06 Jul Revenue Cycle Management: End-to-End Best Practices
What exactly is Revenue Cycle Management (RCM)?
The Long Answer
RCM is the process by which a healthcare organization submits and receives payment for medical services performed.
But between the “submits” and the “receives payment” part, there are a lot of steps that have to be completed to exacting specifications with comprehensive documentation in order to create a clean claim that avoids a denial.
The Short Answer
RCM billing services are the lifeblood of a practice’s bottom line, and should be handled by professionals with deep knowledge of the best practices and procedures for every step in the RCM process.
Here’s a look at each one of those steps and the documentation required.
Steps #1 through #11 should make it clear why step #12 is the only one to take next.
The revenue cycle begins when a patient seeks medical services. During the registration process, the patient’s demographic and insurance information is collected. This step involves verifying the patient’s insurance coverage, determining eligibility, and gathering necessary documentation.
If certain procedures or services require pre-authorization from insurance companies, the healthcare provider initiates the pre-authorization process. This involves submitting documentation and obtaining approval from the insurance company before the services are rendered.
After the patient receives medical services, the charge capture phase begins. It involves documenting the services provided, including procedures, treatments, medications, and supplies. Accurate and detailed documentation is essential for proper billing and coding.
In this step, trained medical coders review the documentation and assign appropriate diagnostic and procedure codes based on coding guidelines, such as ICD and CPT manuals. The coded information describes the patient’s condition and the services provided.
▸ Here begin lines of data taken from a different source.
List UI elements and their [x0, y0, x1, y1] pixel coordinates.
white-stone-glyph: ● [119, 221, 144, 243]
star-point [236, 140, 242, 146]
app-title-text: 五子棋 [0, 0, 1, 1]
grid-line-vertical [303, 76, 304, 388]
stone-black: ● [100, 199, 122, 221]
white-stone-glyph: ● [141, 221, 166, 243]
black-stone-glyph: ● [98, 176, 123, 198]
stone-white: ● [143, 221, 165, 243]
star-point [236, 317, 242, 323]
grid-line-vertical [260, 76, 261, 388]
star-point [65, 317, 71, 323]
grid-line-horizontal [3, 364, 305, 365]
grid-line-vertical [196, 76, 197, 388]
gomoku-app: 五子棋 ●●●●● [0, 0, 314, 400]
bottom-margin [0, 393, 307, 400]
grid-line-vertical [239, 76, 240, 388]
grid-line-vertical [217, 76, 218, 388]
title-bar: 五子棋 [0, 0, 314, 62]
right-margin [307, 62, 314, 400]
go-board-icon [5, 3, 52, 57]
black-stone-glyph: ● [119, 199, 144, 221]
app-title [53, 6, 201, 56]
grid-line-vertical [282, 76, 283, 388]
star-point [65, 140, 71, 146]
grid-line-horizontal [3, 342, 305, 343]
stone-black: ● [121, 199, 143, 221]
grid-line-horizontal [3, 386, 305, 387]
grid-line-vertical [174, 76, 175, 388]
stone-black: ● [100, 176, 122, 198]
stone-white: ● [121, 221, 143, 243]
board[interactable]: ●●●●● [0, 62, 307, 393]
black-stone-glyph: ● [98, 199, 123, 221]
Once the medical coding is complete, the medical billers use the coded information to prepare claims. The claims include itemized lists of services rendered, along with the corresponding codes. The claims are then submitted to the appropriate payers, such as insurance companies or government programs, electronically or through paper submission.
After the claims are submitted, the insurance companies or payers review them for accuracy and compliance with their policies. This process is called claim adjudication. The payer determines the amount they will reimburse for each service based on the patient’s insurance plan, deductibles, co-pays, and coverage limitations.
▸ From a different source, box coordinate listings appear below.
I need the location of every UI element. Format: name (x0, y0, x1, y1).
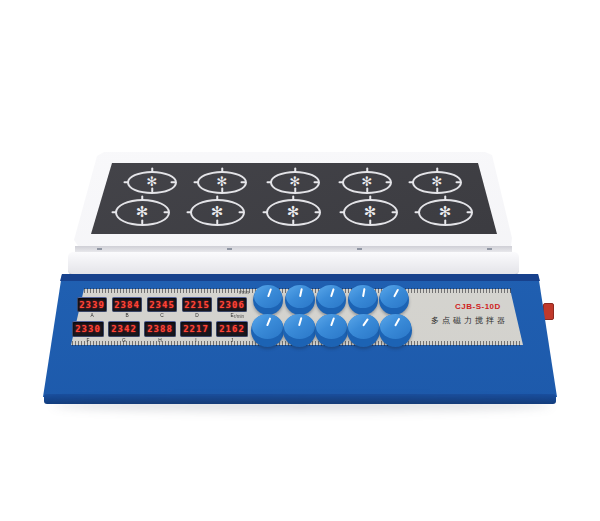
product-name-label: 多点磁力搅拌器 (431, 315, 508, 326)
stir-position-tick (456, 181, 461, 183)
speed-knob-top (316, 314, 347, 339)
speed-knob-top (348, 314, 379, 339)
stir-position-tick (124, 181, 129, 183)
stir-position-mark-icon: ✻ (439, 204, 452, 219)
unit-label: r/min (222, 314, 245, 319)
speed-display: 2384 (112, 297, 142, 312)
speed-display-value: 2330 (75, 324, 101, 334)
speed-knob[interactable] (379, 285, 409, 315)
hotplate-body (68, 252, 519, 275)
stir-position-tick (366, 167, 368, 172)
stir-position: ✻ (197, 171, 247, 194)
speed-display: 2162 (216, 321, 248, 337)
speed-knob[interactable] (283, 314, 316, 347)
knob-indicator (362, 318, 369, 327)
stir-position-tick (292, 195, 294, 200)
stir-position: ✻ (266, 199, 321, 226)
channel-label: I (183, 338, 209, 343)
speed-display: 2342 (108, 321, 140, 337)
stir-position: ✻ (190, 199, 245, 226)
stir-position-mark-icon: ✻ (147, 175, 158, 188)
stir-position: ✻ (418, 199, 473, 226)
speed-knob[interactable] (348, 285, 378, 315)
speed-knob[interactable] (347, 314, 380, 347)
knob-indicator (330, 317, 335, 326)
speed-knob-top (284, 314, 315, 339)
stir-position: ✻ (343, 199, 398, 226)
stir-position-tick (186, 211, 191, 213)
drop-shadow (52, 398, 552, 412)
channel-label: D (185, 313, 209, 318)
channel-label: H (147, 338, 173, 343)
channel-label: B (115, 313, 139, 318)
knob-indicator (298, 317, 302, 326)
stir-position-mark-icon: ✻ (364, 204, 377, 219)
speed-display: 2215 (182, 297, 212, 312)
stir-position-tick (314, 211, 319, 213)
speed-display: 2339 (77, 297, 107, 312)
stir-position-tick (151, 167, 153, 172)
speed-display: 2217 (180, 321, 212, 337)
product-photo-magnetic-stirrer: ✻✻✻✻✻✻✻✻✻✻ 2339A2384B2345C2215D2306Er/mi… (0, 0, 600, 521)
speed-knob[interactable] (315, 314, 348, 347)
stir-position-mark-icon: ✻ (211, 204, 224, 219)
channel-label: J (219, 338, 245, 343)
stir-position-tick (221, 167, 223, 172)
speed-knob-top (380, 285, 408, 308)
knob-indicator (267, 288, 272, 297)
channel-label: G (111, 338, 137, 343)
channel-label: C (150, 313, 174, 318)
speed-knob[interactable] (316, 285, 346, 315)
stir-position-tick (339, 211, 344, 213)
stir-position-tick (369, 195, 371, 200)
speed-knob-top (254, 285, 282, 308)
stir-position-tick (111, 211, 116, 213)
speed-display: 2388 (144, 321, 176, 337)
stir-position-mark-icon: ✻ (362, 175, 373, 188)
channel-label: F (75, 338, 101, 343)
speed-display-value: 2339 (79, 300, 105, 310)
stir-position-tick (163, 211, 168, 213)
speed-display-value: 2217 (183, 324, 209, 334)
seam-dash (487, 248, 492, 250)
speed-display-value: 2306 (219, 300, 245, 310)
speed-display: 2330 (72, 321, 104, 337)
seam-dash (97, 248, 102, 250)
stir-position-tick (294, 167, 296, 172)
stir-position-tick (171, 181, 176, 183)
stir-position: ✻ (412, 171, 462, 194)
knob-indicator (362, 288, 366, 297)
knob-indicator (394, 317, 400, 326)
speed-display: 2306 (217, 297, 247, 312)
stir-position-tick (414, 211, 419, 213)
knob-indicator (393, 288, 399, 297)
stir-position-tick (238, 211, 243, 213)
stir-position-tick (466, 211, 471, 213)
stir-position-tick (241, 181, 246, 183)
stir-position: ✻ (115, 199, 170, 226)
speed-knob-top (286, 285, 314, 308)
stir-position: ✻ (270, 171, 320, 194)
speed-display-value: 2388 (147, 324, 173, 334)
stir-position-mark-icon: ✻ (432, 175, 443, 188)
unit-label: r/min (227, 290, 250, 295)
speed-knob[interactable] (285, 285, 315, 315)
speed-display-value: 2384 (114, 300, 140, 310)
seam-dash (227, 248, 232, 250)
speed-knob-top (252, 314, 283, 339)
stir-position-tick (409, 181, 414, 183)
stir-position: ✻ (127, 171, 177, 194)
stir-position-tick (339, 181, 344, 183)
stir-position-tick (436, 167, 438, 172)
stir-position-tick (391, 211, 396, 213)
stir-position-tick (444, 195, 446, 200)
knob-indicator (266, 317, 271, 326)
speed-display-value: 2162 (219, 324, 245, 334)
stir-position-tick (267, 181, 272, 183)
channel-label: A (80, 313, 104, 318)
stir-position-mark-icon: ✻ (290, 175, 301, 188)
speed-display-value: 2342 (111, 324, 137, 334)
model-label: CJB-S-10D (455, 302, 501, 311)
stir-position-mark-icon: ✻ (136, 204, 149, 219)
stir-position-tick (216, 195, 218, 200)
stir-position-tick (141, 195, 143, 200)
stir-position-mark-icon: ✻ (287, 204, 300, 219)
knob-indicator (299, 288, 303, 297)
stir-position-tick (386, 181, 391, 183)
speed-knob-top (317, 285, 345, 308)
speed-display-value: 2215 (184, 300, 210, 310)
speed-knob[interactable] (379, 314, 412, 347)
stir-position-tick (314, 181, 319, 183)
seam-dash (357, 248, 362, 250)
speed-knob-top (349, 285, 377, 308)
speed-display-value: 2345 (149, 300, 175, 310)
speed-knob-top (380, 314, 411, 339)
stir-position-mark-icon: ✻ (217, 175, 228, 188)
stir-position: ✻ (342, 171, 392, 194)
knob-indicator (330, 288, 335, 297)
speed-display: 2345 (147, 297, 177, 312)
stir-position-tick (262, 211, 267, 213)
speed-knob[interactable] (253, 285, 283, 315)
stir-position-tick (194, 181, 199, 183)
speed-knob[interactable] (251, 314, 284, 347)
Once the claims are adjudicated, the healthcare provider receives payment from the insurance companies or payers. The payment is posted to the patient’s account in the provider’s system, reflecting the amount received and the remaining balance.
In some cases, claims may be denied due to errors, missing information, or coverage limitations. Denial management involves investigating and resolving claim denials by providing additional documentation, correcting errors, or appealing the decision. This step aims to maximize reimbursement and minimize revenue loss.
If there is a patient responsibility portion, such as co-pays, deductibles, or services not covered by insurance, the patient is billed for the remaining balance. The patient receives an invoice or statement detailing the services provided, the amount due, and any outstanding balances.
The final step involves collecting payments from patients. This can include various methods such as cash, credit cards, checks, or payment plans. The provider’s staff may follow up with patients to ensure timely payment and handle any inquiries or disputes.
Throughout the revenue cycle, accounts receivable management is critical. It involves tracking outstanding payments, monitoring aging accounts, and following up on unpaid claims or patient.